Ed Harris looks pretty good as Beethoven. Lord knows between Jackson Pollock (Pollock), a poet dying of AIDS (The Hours), and a crazy TV producer (The Truman Show), he can play artistic genius. His conducting in the trailer doesn’t look entirely unconvincing. But the movie seems to focus on the Ninth Symphony, which is used to score the trailer. Personally, they need to really choose their battles with that one because just tossing it out there makes me cringe. Immortal Beloved really did a good job with that even though I thought the movie was just okay.
Beethoven’s music never needs a revival ’cause it’s always out there, which just goes to show you that you can still hear Beethoven, but he still cannot hear you.
Decomposing Composers (mp3) - Monty Python Buy
October 28th, 2006 at 2:08 am
I’m making a documentary film on Beethoven’s Ninth Symphony.

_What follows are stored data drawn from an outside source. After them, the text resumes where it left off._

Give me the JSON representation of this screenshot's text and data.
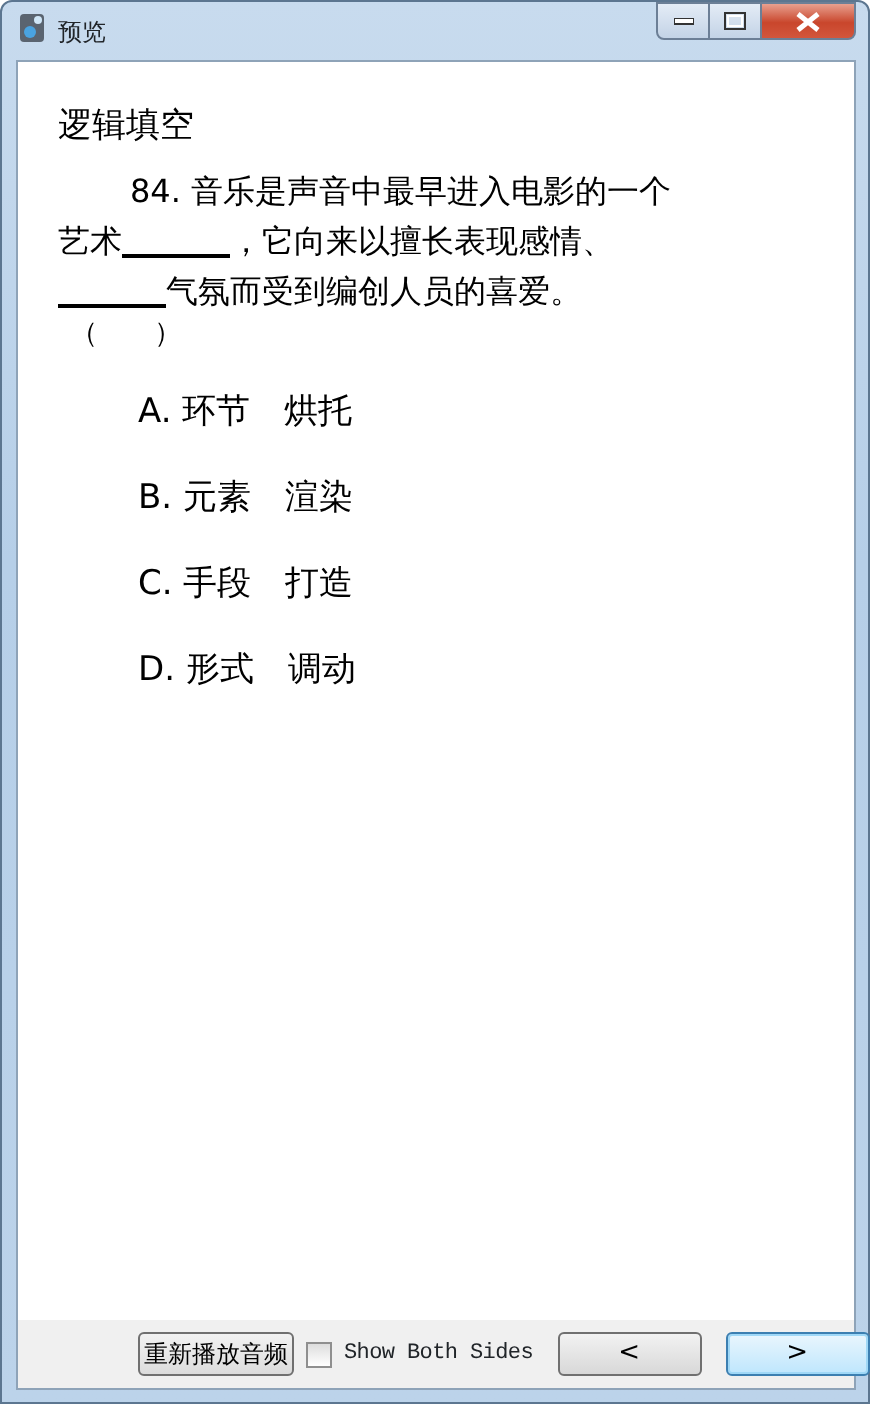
{
  "window": {
    "title": "预览"
  },
  "section_title": "逻辑填空",
  "question_lines": [
    [
      {
        "kind": "text",
        "text": "84. 音乐是声音中最早进入电影的一个"
      }
    ],
    [
      {
        "kind": "text",
        "text": "艺术"
      },
      {
        "kind": "blank"
      },
      {
        "kind": "text",
        "text": "，它向来以擅长表现感情、"
      }
    ],
    [
      {
        "kind": "blank"
      },
      {
        "kind": "text",
        "text": "气氛而受到编创人员的喜爱。"
      }
    ]
  ],
  "answer_paren": "（　　）",
  "options": [
    {
      "letter": "A.",
      "text": "环节　烘托"
    },
    {
      "letter": "B.",
      "text": "元素　渲染"
    },
    {
      "letter": "C.",
      "text": "手段　打造"
    },
    {
      "letter": "D.",
      "text": "形式　调动"
    }
  ],
  "footer": {
    "replay_button": "重新播放音频",
    "show_both_sides": {
      "label": "Show Both Sides",
      "checked": false
    },
    "prev_button": "<",
    "next_button": ">"
  }
}
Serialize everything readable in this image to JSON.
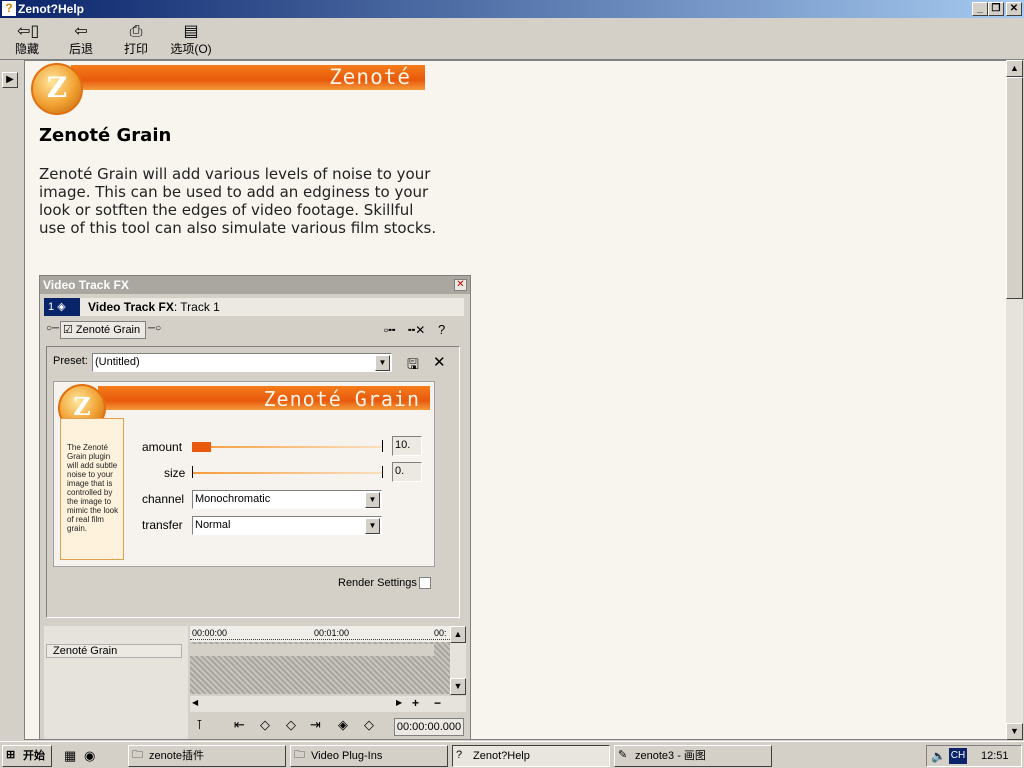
{
  "window": {
    "title": "Zenot?Help",
    "controls": {
      "minimize": "_",
      "restore": "❐",
      "close": "✕"
    }
  },
  "toolbar": {
    "hide": "隐藏",
    "back": "后退",
    "print": "打印",
    "options": "选项(O)"
  },
  "page": {
    "banner_brand": "Zenoté",
    "logo_letter": "Z",
    "title": "Zenoté Grain",
    "intro": "Zenoté Grain will add various levels of noise to your image. This can be used to add an edginess to your look or sotften the edges of video footage. Skillful use of this tool can also simulate various film stocks."
  },
  "dialog": {
    "title": "Video Track FX",
    "track_number": "1",
    "heading_bold": "Video Track FX",
    "heading_rest": ": Track 1",
    "plugin_chain_item": "Zenoté Grain",
    "preset_label": "Preset:",
    "preset_value": "(Untitled)",
    "plugin": {
      "banner_title": "Zenoté Grain",
      "logo_letter": "Z",
      "description": "The Zenoté Grain plugin will add subtle noise to your image that is controlled by the image to mimic the look of real film grain.",
      "amount_label": "amount",
      "amount_value": "10.",
      "amount_level": 0.1,
      "size_label": "size",
      "size_value": "0.",
      "size_level": 0,
      "channel_label": "channel",
      "channel_value": "Monochromatic",
      "transfer_label": "transfer",
      "transfer_value": "Normal"
    },
    "render_settings_label": "Render Settings",
    "timeline": {
      "track_name": "Zenoté Grain",
      "ruler_start": "00:00:00",
      "ruler_mid": "00:01:00",
      "ruler_end": "00:",
      "timecode": "00:00:00.000"
    }
  },
  "taskbar": {
    "start_label": "开始",
    "tasks": [
      {
        "label": "zenote插件"
      },
      {
        "label": "Video Plug-Ins"
      },
      {
        "label": "Zenot?Help"
      },
      {
        "label": "zenote3 - 画图"
      }
    ],
    "lang": "CH",
    "clock": "12:51"
  },
  "colors": {
    "banner_orange": "#e8590c",
    "titlebar_blue": "#0a246a",
    "page_bg": "#f8f5ee"
  }
}
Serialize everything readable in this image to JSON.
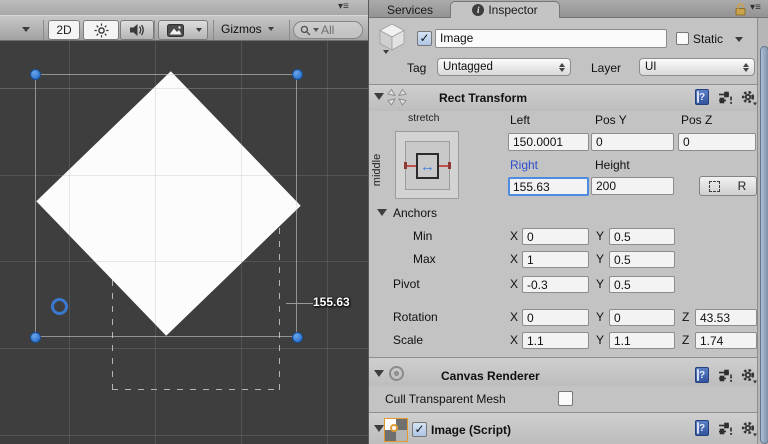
{
  "scene": {
    "pane_menu_glyph": "▾≡",
    "toolbar": {
      "btn_2d": "2D",
      "gizmos_label": "Gizmos",
      "search_text": "All"
    },
    "measurement_label": "155.63"
  },
  "inspector": {
    "tab_services": "Services",
    "tab_inspector": "Inspector",
    "info_glyph": "i",
    "help_glyph": "?",
    "check_glyph": "✓",
    "axis": {
      "x": "X",
      "y": "Y",
      "z": "Z"
    },
    "header": {
      "name_value": "Image",
      "static_label": "Static",
      "tag_label": "Tag",
      "tag_value": "Untagged",
      "layer_label": "Layer",
      "layer_value": "UI"
    },
    "rect_transform": {
      "title": "Rect Transform",
      "stretch_label": "stretch",
      "middle_label": "middle",
      "arrow_glyph": "↔",
      "left_label": "Left",
      "left_value": "150.0001",
      "posy_label": "Pos Y",
      "posy_value": "0",
      "posz_label": "Pos Z",
      "posz_value": "0",
      "right_label": "Right",
      "right_value": "155.63",
      "height_label": "Height",
      "height_value": "200",
      "r_button_label": "R",
      "anchors_label": "Anchors",
      "min_label": "Min",
      "min_x": "0",
      "min_y": "0.5",
      "max_label": "Max",
      "max_x": "1",
      "max_y": "0.5",
      "pivot_label": "Pivot",
      "pivot_x": "-0.3",
      "pivot_y": "0.5",
      "rotation_label": "Rotation",
      "rotation_x": "0",
      "rotation_y": "0",
      "rotation_z": "43.53",
      "scale_label": "Scale",
      "scale_x": "1.1",
      "scale_y": "1.1",
      "scale_z": "1.74"
    },
    "canvas_renderer": {
      "title": "Canvas Renderer",
      "cull_label": "Cull Transparent Mesh"
    },
    "image_script": {
      "title": "Image (Script)"
    }
  }
}
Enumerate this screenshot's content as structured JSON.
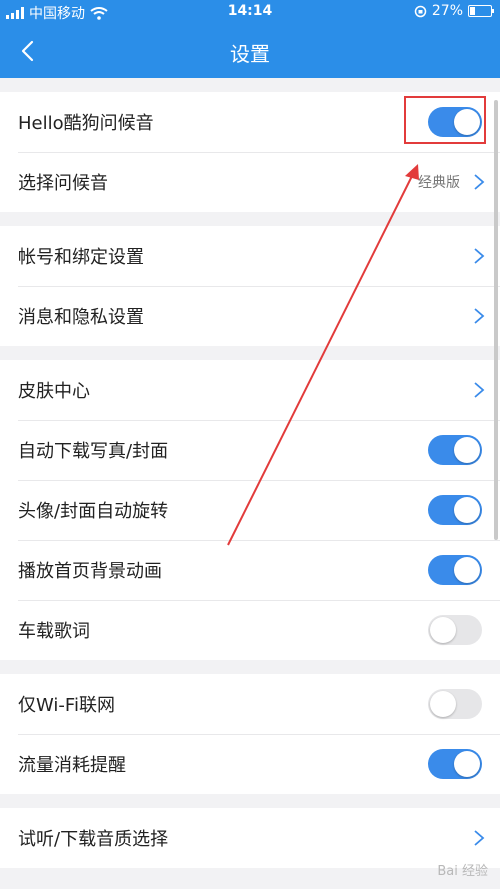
{
  "status_bar": {
    "carrier": "中国移动",
    "time": "14:14",
    "battery": "27%"
  },
  "nav": {
    "title": "设置"
  },
  "groups": [
    {
      "rows": [
        {
          "label": "Hello酷狗问候音",
          "toggle": true
        },
        {
          "label": "选择问候音",
          "value": "经典版"
        }
      ]
    },
    {
      "rows": [
        {
          "label": "帐号和绑定设置"
        },
        {
          "label": "消息和隐私设置"
        }
      ]
    },
    {
      "rows": [
        {
          "label": "皮肤中心"
        },
        {
          "label": "自动下载写真/封面",
          "toggle": true
        },
        {
          "label": "头像/封面自动旋转",
          "toggle": true
        },
        {
          "label": "播放首页背景动画",
          "toggle": true
        },
        {
          "label": "车载歌词",
          "toggle": false
        }
      ]
    },
    {
      "rows": [
        {
          "label": "仅Wi-Fi联网",
          "toggle": false
        },
        {
          "label": "流量消耗提醒",
          "toggle": true
        }
      ]
    },
    {
      "rows": [
        {
          "label": "试听/下载音质选择"
        }
      ]
    }
  ],
  "watermark": "Bai 经验",
  "colors": {
    "header": "#2b8ee8",
    "toggle_on": "#3a8bea",
    "annotation": "#e23b3b"
  }
}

I’m wondering what you mean by the following: “”they need to really choose their battles with that one because just tossing it out there makes me cringe.” I’m not sure what you mean.
Best
kerry candaele
www.followingtheninth.com
October 28th, 2006 at 3:16 am
Thanks for asking Kerry as well as the link to your great project! btw, I have sung bass in a Ninth performance too!
The Ninth Symphony is sacred to me. Whenever I decide to listen to it, I usually do it unimpeded without interruption. It’s something I don’t do too often (roughly two or three times a year), and I meditate on it.
My point is that it is an internal experience. To throw it out there with visuals threatens to remove that aspect. I’m still haunted by the way it was used in Immortal Beloved (I guess that’s also a compliment). Some parts of A Clockwork Orange grate on me because of the use of the Ninth. By “choose their battles” I mean I hope they diversified the soundtrack so that it’s not just all Ninth all the time and that when it does appear, it has the weight it deserves.
I understand that Copying Beethoven is pretty much going to be about the creative process behind the Ninth Symphony, but my advice is less is more.
December 21st, 2006 at 6:00 pm
Thanks for your reply. I saw Copying a couple weeks ago, and I was struck by how utterly
uninteresting the film is, and even how the power of the music is diminished precisely
in the way you thought it would be. It will be quite a challenge for me to carry off a powerful documentary about this music, while continuously cutting between the people in the stories that I have compiled.